Prestige drives linguistic choices in two directions: overt prestige attaches to standard, publicly admired forms, while covert prestige rewards nonstandard vernacular forms that signal solidarity and local identity.

Definition

Overt and covert prestige are the two forms of social value attached to language: overt prestige is the openly acknowledged status of standard forms, while covert prestige is the hidden positive value of nonstandard vernacular forms as markers of group solidarity and identity.

Scope

This topic covers the distinction between overt and covert prestige, the evidence for covert prestige from self-report and gender patterns, and the way the two kinds of prestige pull variation toward standard and vernacular norms respectively.
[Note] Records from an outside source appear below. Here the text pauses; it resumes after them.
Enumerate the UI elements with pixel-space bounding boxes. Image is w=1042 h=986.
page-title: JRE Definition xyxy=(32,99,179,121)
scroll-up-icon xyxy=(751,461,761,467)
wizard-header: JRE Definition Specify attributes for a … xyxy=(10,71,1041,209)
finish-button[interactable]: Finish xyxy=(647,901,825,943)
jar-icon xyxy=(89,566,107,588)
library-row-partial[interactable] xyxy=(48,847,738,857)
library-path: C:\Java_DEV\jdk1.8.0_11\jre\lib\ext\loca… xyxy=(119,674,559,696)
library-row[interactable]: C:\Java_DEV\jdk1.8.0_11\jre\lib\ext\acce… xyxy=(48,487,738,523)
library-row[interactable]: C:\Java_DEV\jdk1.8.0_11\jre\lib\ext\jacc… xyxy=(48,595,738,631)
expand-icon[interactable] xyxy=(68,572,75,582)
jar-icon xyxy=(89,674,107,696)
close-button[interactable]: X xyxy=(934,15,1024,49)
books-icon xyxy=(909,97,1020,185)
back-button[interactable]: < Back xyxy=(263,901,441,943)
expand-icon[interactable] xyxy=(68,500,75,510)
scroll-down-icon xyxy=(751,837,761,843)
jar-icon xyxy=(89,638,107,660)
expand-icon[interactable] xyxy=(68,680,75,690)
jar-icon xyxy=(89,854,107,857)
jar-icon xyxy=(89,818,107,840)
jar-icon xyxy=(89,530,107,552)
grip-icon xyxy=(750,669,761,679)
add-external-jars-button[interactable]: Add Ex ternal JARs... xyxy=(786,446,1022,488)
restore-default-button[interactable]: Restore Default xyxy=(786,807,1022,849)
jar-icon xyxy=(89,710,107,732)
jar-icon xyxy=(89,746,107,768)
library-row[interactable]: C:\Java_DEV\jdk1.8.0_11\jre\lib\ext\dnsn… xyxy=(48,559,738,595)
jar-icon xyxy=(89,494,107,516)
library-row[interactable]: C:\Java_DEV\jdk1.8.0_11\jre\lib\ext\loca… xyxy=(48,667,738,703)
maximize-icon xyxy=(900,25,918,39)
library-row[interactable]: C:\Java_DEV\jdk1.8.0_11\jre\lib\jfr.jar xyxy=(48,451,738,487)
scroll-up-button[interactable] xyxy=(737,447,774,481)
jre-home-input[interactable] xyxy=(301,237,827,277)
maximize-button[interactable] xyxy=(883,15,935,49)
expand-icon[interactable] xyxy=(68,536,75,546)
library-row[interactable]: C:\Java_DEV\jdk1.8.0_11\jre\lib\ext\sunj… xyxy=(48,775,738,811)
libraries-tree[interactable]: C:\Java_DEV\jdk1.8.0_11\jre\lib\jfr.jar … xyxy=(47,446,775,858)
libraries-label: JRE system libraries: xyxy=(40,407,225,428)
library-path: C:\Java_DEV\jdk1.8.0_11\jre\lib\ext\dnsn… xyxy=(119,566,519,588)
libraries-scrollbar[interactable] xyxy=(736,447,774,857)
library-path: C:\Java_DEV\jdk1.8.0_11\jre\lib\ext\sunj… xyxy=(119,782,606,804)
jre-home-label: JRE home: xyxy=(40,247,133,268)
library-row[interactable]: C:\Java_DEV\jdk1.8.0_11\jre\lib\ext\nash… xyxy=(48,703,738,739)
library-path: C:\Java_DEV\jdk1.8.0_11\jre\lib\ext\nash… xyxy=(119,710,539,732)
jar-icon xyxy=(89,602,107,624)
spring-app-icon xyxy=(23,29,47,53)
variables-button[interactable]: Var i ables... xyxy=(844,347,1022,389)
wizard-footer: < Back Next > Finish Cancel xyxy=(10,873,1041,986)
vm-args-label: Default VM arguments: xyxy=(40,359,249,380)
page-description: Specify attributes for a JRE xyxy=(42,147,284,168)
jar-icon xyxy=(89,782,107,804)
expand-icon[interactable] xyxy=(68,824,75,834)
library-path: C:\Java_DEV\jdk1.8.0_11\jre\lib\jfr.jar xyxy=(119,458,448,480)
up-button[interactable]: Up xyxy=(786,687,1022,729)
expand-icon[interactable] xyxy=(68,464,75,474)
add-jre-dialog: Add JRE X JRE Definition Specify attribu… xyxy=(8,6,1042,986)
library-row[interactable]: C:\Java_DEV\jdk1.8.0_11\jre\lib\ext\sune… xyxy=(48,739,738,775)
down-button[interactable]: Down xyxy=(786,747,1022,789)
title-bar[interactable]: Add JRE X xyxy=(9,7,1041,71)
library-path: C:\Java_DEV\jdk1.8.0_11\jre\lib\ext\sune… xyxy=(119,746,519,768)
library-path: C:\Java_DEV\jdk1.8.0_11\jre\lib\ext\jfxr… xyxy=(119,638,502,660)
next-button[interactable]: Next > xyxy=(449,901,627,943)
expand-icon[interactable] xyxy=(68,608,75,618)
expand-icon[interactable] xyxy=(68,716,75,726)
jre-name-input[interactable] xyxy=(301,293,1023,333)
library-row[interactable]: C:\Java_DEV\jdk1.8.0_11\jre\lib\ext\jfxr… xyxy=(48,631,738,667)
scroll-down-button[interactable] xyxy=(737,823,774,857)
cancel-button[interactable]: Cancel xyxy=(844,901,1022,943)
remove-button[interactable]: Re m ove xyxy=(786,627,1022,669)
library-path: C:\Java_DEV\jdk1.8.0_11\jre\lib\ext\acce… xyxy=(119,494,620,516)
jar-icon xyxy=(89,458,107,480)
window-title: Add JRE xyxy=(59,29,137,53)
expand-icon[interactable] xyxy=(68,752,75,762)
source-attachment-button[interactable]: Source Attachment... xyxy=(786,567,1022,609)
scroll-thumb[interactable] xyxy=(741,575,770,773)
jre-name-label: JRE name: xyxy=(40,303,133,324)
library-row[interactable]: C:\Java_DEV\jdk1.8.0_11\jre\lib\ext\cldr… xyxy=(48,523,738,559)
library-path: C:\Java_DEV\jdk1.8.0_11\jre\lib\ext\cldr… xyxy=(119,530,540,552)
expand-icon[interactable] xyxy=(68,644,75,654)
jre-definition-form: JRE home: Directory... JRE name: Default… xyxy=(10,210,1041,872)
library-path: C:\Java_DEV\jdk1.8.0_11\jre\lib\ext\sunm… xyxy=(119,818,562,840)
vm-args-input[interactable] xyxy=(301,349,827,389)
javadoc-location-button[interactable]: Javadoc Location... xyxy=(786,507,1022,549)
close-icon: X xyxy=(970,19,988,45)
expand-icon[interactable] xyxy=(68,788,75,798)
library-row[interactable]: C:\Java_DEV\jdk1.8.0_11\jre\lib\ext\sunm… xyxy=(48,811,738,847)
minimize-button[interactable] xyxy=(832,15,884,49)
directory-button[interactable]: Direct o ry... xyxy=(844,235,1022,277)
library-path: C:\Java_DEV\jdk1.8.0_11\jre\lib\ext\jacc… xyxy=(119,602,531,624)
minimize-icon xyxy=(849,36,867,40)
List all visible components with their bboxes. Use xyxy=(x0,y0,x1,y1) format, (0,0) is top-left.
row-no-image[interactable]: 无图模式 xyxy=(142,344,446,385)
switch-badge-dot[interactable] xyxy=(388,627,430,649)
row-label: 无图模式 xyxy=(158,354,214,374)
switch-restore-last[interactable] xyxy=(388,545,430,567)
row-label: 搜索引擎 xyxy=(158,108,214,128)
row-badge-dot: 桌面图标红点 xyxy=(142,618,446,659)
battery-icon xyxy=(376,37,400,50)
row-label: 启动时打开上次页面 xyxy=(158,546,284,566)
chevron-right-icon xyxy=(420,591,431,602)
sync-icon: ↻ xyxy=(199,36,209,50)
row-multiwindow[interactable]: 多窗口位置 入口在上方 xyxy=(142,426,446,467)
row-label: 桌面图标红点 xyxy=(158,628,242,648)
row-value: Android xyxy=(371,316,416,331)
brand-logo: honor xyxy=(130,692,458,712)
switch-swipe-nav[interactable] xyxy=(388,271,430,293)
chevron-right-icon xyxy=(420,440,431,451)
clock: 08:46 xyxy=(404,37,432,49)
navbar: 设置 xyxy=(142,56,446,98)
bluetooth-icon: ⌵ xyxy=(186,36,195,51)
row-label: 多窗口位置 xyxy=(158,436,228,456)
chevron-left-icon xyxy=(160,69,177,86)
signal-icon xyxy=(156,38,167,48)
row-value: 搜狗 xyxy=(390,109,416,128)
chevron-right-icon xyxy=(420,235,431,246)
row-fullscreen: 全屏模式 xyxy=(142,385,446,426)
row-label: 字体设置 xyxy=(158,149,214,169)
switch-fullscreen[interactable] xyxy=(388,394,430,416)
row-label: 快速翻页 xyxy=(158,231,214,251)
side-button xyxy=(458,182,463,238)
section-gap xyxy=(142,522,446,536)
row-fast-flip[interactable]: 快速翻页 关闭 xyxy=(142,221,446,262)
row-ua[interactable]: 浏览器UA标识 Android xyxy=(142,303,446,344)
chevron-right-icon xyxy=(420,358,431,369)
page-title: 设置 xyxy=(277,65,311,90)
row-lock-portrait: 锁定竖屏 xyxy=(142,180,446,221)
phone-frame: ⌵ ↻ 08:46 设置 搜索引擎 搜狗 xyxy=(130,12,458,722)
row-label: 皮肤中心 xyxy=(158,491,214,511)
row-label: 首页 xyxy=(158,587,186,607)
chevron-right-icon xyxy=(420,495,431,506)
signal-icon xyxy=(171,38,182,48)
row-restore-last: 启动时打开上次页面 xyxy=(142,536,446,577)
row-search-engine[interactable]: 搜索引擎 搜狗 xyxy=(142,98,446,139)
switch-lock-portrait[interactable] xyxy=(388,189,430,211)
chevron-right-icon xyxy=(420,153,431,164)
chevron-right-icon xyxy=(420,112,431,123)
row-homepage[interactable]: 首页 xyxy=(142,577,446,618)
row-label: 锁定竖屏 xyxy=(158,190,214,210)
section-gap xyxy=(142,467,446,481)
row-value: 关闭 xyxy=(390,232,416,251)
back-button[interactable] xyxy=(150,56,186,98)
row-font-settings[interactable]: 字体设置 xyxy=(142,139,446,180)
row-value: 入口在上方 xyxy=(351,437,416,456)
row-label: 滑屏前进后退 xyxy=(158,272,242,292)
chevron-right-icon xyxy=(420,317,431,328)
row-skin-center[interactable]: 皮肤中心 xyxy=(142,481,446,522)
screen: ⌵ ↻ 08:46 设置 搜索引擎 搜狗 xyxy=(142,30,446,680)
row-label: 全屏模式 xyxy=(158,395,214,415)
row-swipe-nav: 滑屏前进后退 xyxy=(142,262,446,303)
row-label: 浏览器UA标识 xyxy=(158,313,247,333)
It includes linguistic insecurity and the under- and over-reporting of nonstandard forms. The broader social stratification of variants is treated in the variation-and-change area.

Core questions

  • How do overt and covert prestige differ as motivators of language use?
  • What evidence shows that nonstandard forms can carry covert prestige?
  • How does covert prestige help explain gender differences in variation?
  • How does linguistic insecurity relate to over- and under-reporting of one's own speech?

Key concepts

  • Overt prestige
  • Covert prestige
  • Linguistic insecurity
  • Self-report and reporting bias

Key theories

Covert prestige
Trudgill's Norwich study found that men under-reported their use of standard forms and claimed more nonstandard forms than they used, evidence that vernacular speech carries covert prestige as a marker of masculinity and local solidarity.
Linguistic insecurity
Labov showed that speakers who recognize a prestige norm but do not consistently produce it display linguistic insecurity, over-reporting their use of prestige forms in self-report tasks.

History

The notion of covert prestige was articulated in Trudgill's 1972 Norwich study to explain why nonstandard forms persist and why men and women differ in their use of them, building on Labov's account of linguistic insecurity in New York City.

Key figures

  • Peter Trudgill
  • William Labov

Related topics

Seminal works

  • trudgill1972
  • labov2006

Frequently asked questions

If standard forms are prestigious, why do nonstandard forms survive?
Because nonstandard vernacular forms carry covert prestige: they signal group solidarity, local identity, and authenticity, giving speakers a positive reason to use them despite the overt prestige of standard variants.